While the U.S. Southwest would likely receive some of the terminal’s natural gas production, Sempra spokesman Art Larson said the primary benefactor will be Mexico’s Western Baja California region.

“Baja’s gas infrastructure is isolated from the rest of Mexico’s energy supply, so there’s been a significant need for a local source of natural gas serving this area,” Larson said.

On a peak day, he said that Baja could use as much as 50 percent of the facility’s gas production, which will fluctuate depending on supply. The remaining production would go to California, Arizona and other Western states.

San Diegans Could Benefit

Michael Shames, executive director of the Utility Consumers’ Action Network, says the terminal could benefit San Diegans.

“There’s the small insurance that if local gas pipelines were ever compromised in any way, we are in close proximity to the LNG terminal,” said Shames.

He said that San Diego Gas & Electric Co., Sempra LNG’s sister company, has argued that opening the Baja terminal creates competition.

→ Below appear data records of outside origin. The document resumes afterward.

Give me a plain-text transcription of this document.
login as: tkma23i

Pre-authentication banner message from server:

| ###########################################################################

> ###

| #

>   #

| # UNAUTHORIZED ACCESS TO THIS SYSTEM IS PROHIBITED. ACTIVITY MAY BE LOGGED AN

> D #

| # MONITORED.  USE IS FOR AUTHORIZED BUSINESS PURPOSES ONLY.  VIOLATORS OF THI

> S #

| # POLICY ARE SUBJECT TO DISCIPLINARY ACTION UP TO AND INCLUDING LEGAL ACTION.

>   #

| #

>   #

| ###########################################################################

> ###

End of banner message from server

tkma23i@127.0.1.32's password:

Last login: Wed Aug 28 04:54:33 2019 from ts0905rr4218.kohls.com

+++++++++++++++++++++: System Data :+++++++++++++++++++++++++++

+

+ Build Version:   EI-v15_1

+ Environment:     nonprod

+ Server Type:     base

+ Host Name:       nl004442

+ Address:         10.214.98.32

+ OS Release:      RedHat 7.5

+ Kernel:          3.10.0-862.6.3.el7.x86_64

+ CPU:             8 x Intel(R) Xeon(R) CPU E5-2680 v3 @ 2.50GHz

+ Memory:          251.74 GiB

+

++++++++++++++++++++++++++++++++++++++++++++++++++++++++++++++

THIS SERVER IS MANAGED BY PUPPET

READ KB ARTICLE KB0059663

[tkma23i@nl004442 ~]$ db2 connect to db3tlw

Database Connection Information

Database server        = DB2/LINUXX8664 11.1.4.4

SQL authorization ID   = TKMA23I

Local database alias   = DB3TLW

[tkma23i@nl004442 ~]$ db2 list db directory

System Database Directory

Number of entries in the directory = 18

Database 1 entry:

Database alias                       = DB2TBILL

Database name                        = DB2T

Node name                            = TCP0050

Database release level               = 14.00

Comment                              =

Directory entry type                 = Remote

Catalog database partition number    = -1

Larson said that while a contract is in place for the new terminal to provide natural gas to the electric power generating plant in Rosarito no long-term contracts have yet been signed to supply Southern California utilities.

Sempra’s announcement is probably good for Sempra overall, Shames said, but future demand for natural gas as prices rise may leave some question.

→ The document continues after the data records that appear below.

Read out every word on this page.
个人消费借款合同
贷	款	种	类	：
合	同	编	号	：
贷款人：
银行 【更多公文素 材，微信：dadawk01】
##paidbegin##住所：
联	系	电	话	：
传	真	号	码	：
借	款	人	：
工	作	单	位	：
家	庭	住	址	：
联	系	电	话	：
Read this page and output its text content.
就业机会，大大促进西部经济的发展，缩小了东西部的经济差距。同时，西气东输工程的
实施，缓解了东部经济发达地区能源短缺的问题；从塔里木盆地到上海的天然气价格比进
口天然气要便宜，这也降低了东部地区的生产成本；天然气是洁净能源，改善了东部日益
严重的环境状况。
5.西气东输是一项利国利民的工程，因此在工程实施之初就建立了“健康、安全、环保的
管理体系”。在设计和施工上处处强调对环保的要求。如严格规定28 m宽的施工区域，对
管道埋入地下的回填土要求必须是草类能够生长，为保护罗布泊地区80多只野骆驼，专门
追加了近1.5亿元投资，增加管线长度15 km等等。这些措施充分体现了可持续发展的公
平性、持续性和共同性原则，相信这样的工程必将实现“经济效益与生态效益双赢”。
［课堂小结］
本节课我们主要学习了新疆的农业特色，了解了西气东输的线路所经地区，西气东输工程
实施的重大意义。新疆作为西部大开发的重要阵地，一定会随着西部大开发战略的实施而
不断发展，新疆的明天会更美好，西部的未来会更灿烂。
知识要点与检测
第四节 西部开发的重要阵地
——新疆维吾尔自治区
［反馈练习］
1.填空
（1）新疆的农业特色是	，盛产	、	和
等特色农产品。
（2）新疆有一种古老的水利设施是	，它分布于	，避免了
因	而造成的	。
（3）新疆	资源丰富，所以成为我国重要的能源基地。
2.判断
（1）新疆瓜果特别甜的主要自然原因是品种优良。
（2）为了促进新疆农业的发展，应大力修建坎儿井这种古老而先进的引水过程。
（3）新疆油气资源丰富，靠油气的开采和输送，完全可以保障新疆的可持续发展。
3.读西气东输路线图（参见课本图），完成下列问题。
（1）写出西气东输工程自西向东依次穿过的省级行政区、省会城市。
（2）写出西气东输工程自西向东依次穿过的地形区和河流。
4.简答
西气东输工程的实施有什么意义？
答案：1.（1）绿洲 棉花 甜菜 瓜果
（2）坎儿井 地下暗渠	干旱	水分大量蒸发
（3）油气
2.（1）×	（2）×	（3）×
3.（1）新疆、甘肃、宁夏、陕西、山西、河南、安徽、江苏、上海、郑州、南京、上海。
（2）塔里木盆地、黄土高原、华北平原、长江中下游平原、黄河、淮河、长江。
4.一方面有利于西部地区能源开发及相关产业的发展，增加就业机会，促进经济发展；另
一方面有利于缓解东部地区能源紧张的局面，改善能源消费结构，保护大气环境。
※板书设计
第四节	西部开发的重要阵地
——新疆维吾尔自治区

“Their business model was likely based on the natural gas price of $4 per million Btu, and now it’s close to $15 per million,” said Shames. Because prices have more than tripled, Shames said the added expense could mean less of a demand for natural gas in the long term.

“Natural gas is used for heating, but in Baja, it makes a whole lot more sense to use the sun for heating rather than natural gas,” he said.

A second Sempra LNG receipt terminal, Cameron LNG, is under construction near Lake Charles, La. The project, capable of processing 1.5 billion cubic feet of natural gas per day, is scheduled for completion by the end of the year.

Sempra LNG is an unregulated division of Sempra Energy.